With Spring Boot 3.3.4 and Spring Cloud 2024.0.1 along with spring-security-web dependency, inside implementation of custom WebFilter, the exchange object provided of StrictFirewallServerWebExchange type.

This class StrictFirewallServerWebExchange is defined at org.springframework.security.web.server.firewall.StrictServerWebExchangeFirewall and it has private implementation of decorators and builds for ServerWebExchange and ServerHttpRequest.

It is supposed to provide mutation on request object by using method like:

        val buildRequest = request
                .mutate()
                .header("xyz", "abc")
                .build()

Expected behavior is after mutation it should return instance of StrictFirewallHttpRequest but it returns org.springframework.http.server.reactive.DefaultServerHttpRequestBuilder$MutatedServerHttpRequest.

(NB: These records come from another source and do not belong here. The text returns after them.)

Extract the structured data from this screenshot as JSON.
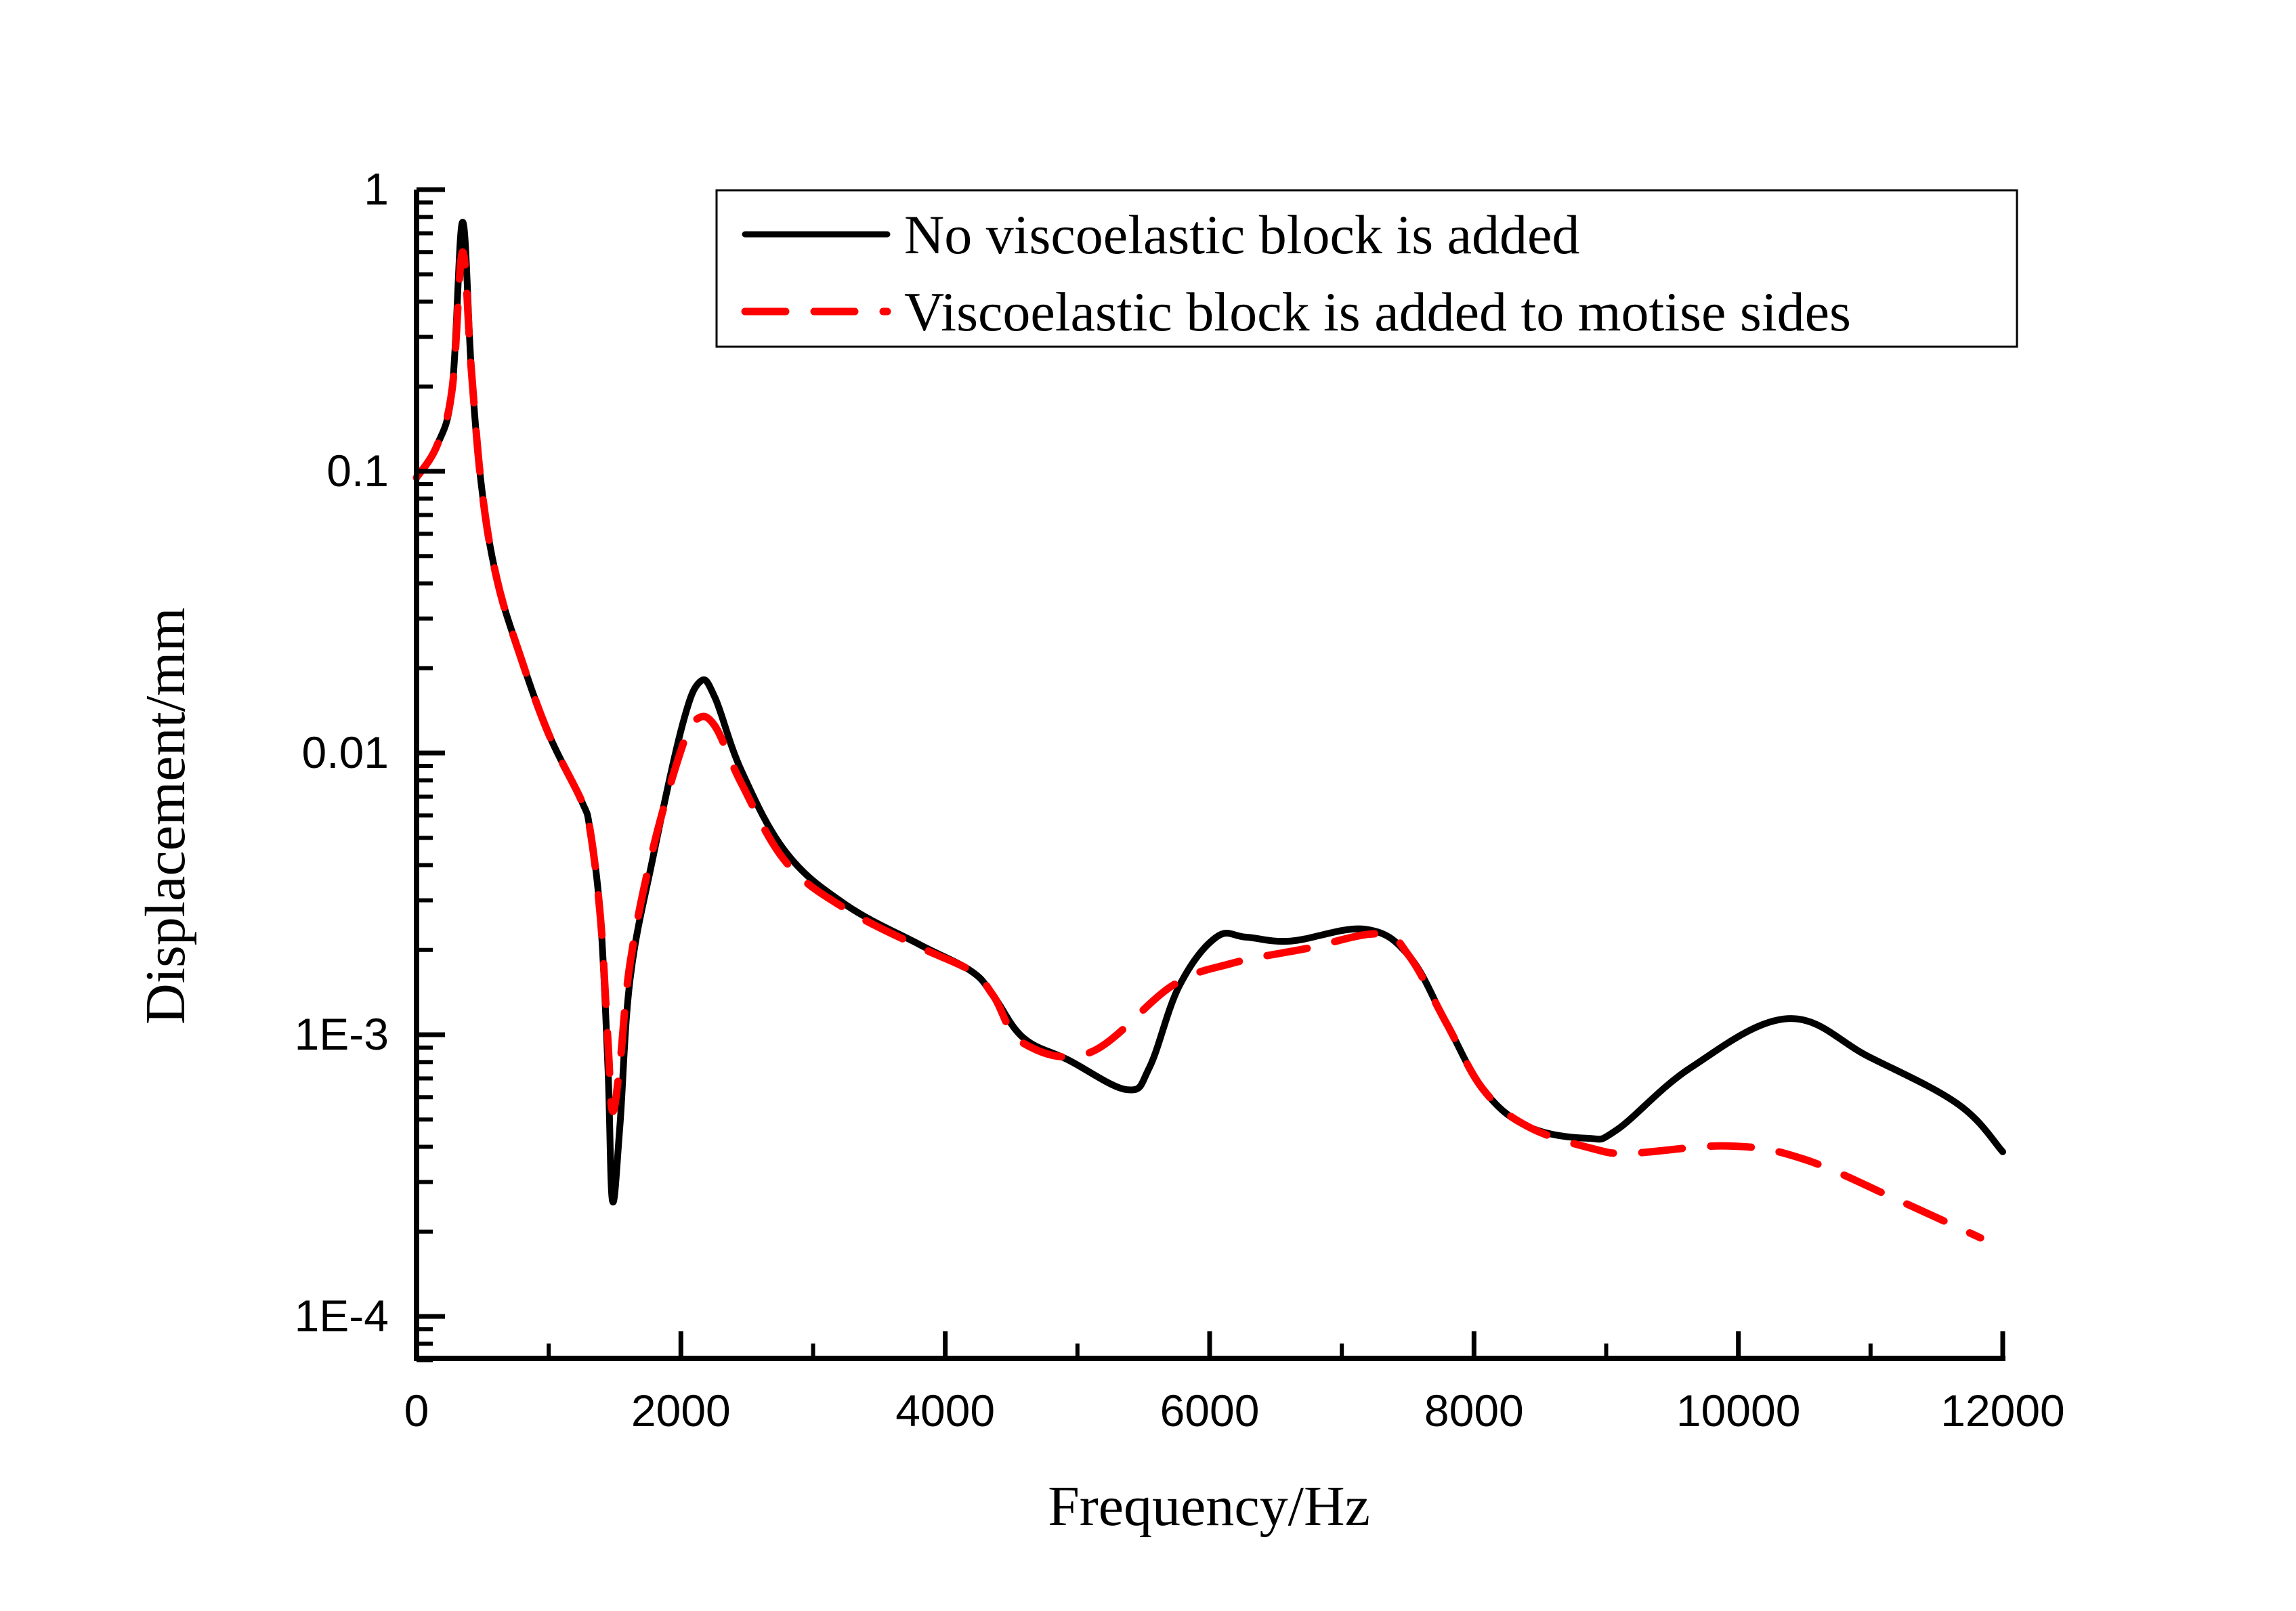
{
  "chart_data": {
    "type": "line",
    "title": "",
    "xlabel": "Frequency/Hz",
    "ylabel": "Displacement/mm",
    "xlim": [
      0,
      12000
    ],
    "ylim": [
      7e-05,
      1
    ],
    "yscale": "log",
    "grid": false,
    "legend_position": "top-right",
    "x_ticks": [
      "0",
      "2000",
      "4000",
      "6000",
      "8000",
      "10000",
      "12000"
    ],
    "x_tick_values": [
      0,
      2000,
      4000,
      6000,
      8000,
      10000,
      12000
    ],
    "y_ticks": [
      "1",
      "0.1",
      "0.01",
      "1E-3",
      "1E-4"
    ],
    "y_tick_values": [
      1,
      0.1,
      0.01,
      0.001,
      0.0001
    ],
    "series": [
      {
        "name": "No viscoelastic block is added",
        "color": "#000000",
        "style": "solid",
        "x": [
          0,
          157,
          270,
          348,
          415,
          494,
          606,
          775,
          999,
          1246,
          1313,
          1392,
          1448,
          1482,
          1538,
          1616,
          1785,
          2009,
          2144,
          2256,
          2458,
          2795,
          3244,
          3805,
          4198,
          4366,
          4591,
          4928,
          5377,
          5545,
          5770,
          6050,
          6275,
          6612,
          7173,
          7510,
          7791,
          8071,
          8408,
          8857,
          9082,
          9643,
          10373,
          10990,
          11664,
          12000
        ],
        "y": [
          0.095,
          0.124,
          0.197,
          0.766,
          0.228,
          0.0865,
          0.0418,
          0.0228,
          0.0117,
          0.0068,
          0.00532,
          0.00258,
          0.000766,
          0.000258,
          0.000472,
          0.00158,
          0.00418,
          0.01245,
          0.0179,
          0.0158,
          0.00865,
          0.00444,
          0.0029,
          0.00209,
          0.00168,
          0.00137,
          0.000975,
          0.000815,
          0.000638,
          0.000766,
          0.00149,
          0.00222,
          0.00222,
          0.00215,
          0.00237,
          0.0019,
          0.0011,
          0.000638,
          0.000472,
          0.000429,
          0.00046,
          0.000766,
          0.00114,
          0.000834,
          0.000566,
          0.000384
        ]
      },
      {
        "name": "Viscoelastic block is added to motise sides",
        "color": "#ff0000",
        "style": "dashed",
        "x": [
          0,
          157,
          270,
          348,
          415,
          494,
          606,
          775,
          999,
          1246,
          1313,
          1392,
          1448,
          1482,
          1538,
          1616,
          1785,
          2009,
          2121,
          2256,
          2458,
          2795,
          3244,
          3805,
          4198,
          4366,
          4591,
          5096,
          5714,
          6163,
          6724,
          7285,
          7510,
          7791,
          8071,
          8408,
          8900,
          9194,
          9924,
          10485,
          11215,
          11832
        ],
        "y": [
          0.095,
          0.124,
          0.197,
          0.6,
          0.228,
          0.0865,
          0.0418,
          0.0228,
          0.0117,
          0.0068,
          0.00532,
          0.00258,
          0.00095,
          0.000537,
          0.00078,
          0.0018,
          0.0045,
          0.0105,
          0.0132,
          0.0125,
          0.0078,
          0.0041,
          0.0028,
          0.00205,
          0.00168,
          0.00137,
          0.000933,
          0.000865,
          0.00149,
          0.00179,
          0.00202,
          0.00228,
          0.0019,
          0.0011,
          0.000638,
          0.000472,
          0.000394,
          0.00038,
          0.000403,
          0.000363,
          0.000258,
          0.00019
        ]
      }
    ]
  }
}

This creates issue whenever request is modified using WebFilter, there is no impact of changes.

To Reproduce

1. Create a sample reactive spring boot application with spring security, Http firewall
2. Add a pre WebFilter
3. Try to mutate exchange like this:

       var buildRequest = exchange.request
               .mutate()
               .header("xyz", "abc")
               .build()
       var buildExchange = exchange.mutate().request(buildRequest).build()
   

4. Either check returned buildExchange type or do the chain.filter(buildExchange) and see the endpoint result.

Expected behavior

If we do mutation like (without adding header), it results correct instance:

        var buildRequest = exchange.request
                .mutate()
                .build()

Similarly, when we modify request and a header like:
var buildRequest = exchange.request .mutate() .header("xyz", "abc") .build() var buildExchange = exchange.mutate().request(buildRequest).build()

It should also return correct instance (of StrictFirewallHttpRequest) but it returns:

While investigation, found that StrictFirewallBuilder.header(String headerName, String... headerValues) method calls same method on delegated object which returns DefaultServerHttpRequestBuilder type while ideally this method should wrap into StrictFirewallBuilder type:

                public ServerHttpRequest.Builder header(String headerName, String... headerValues) {
                    return this.delegate.header(headerName, headerValues);
                }

[jzheaux]

Thanks, @siddhivinayak-sk, for the report. I've pushed a fix to 6.3.x, 6.4.x, and main. It should be available in the next point release for each.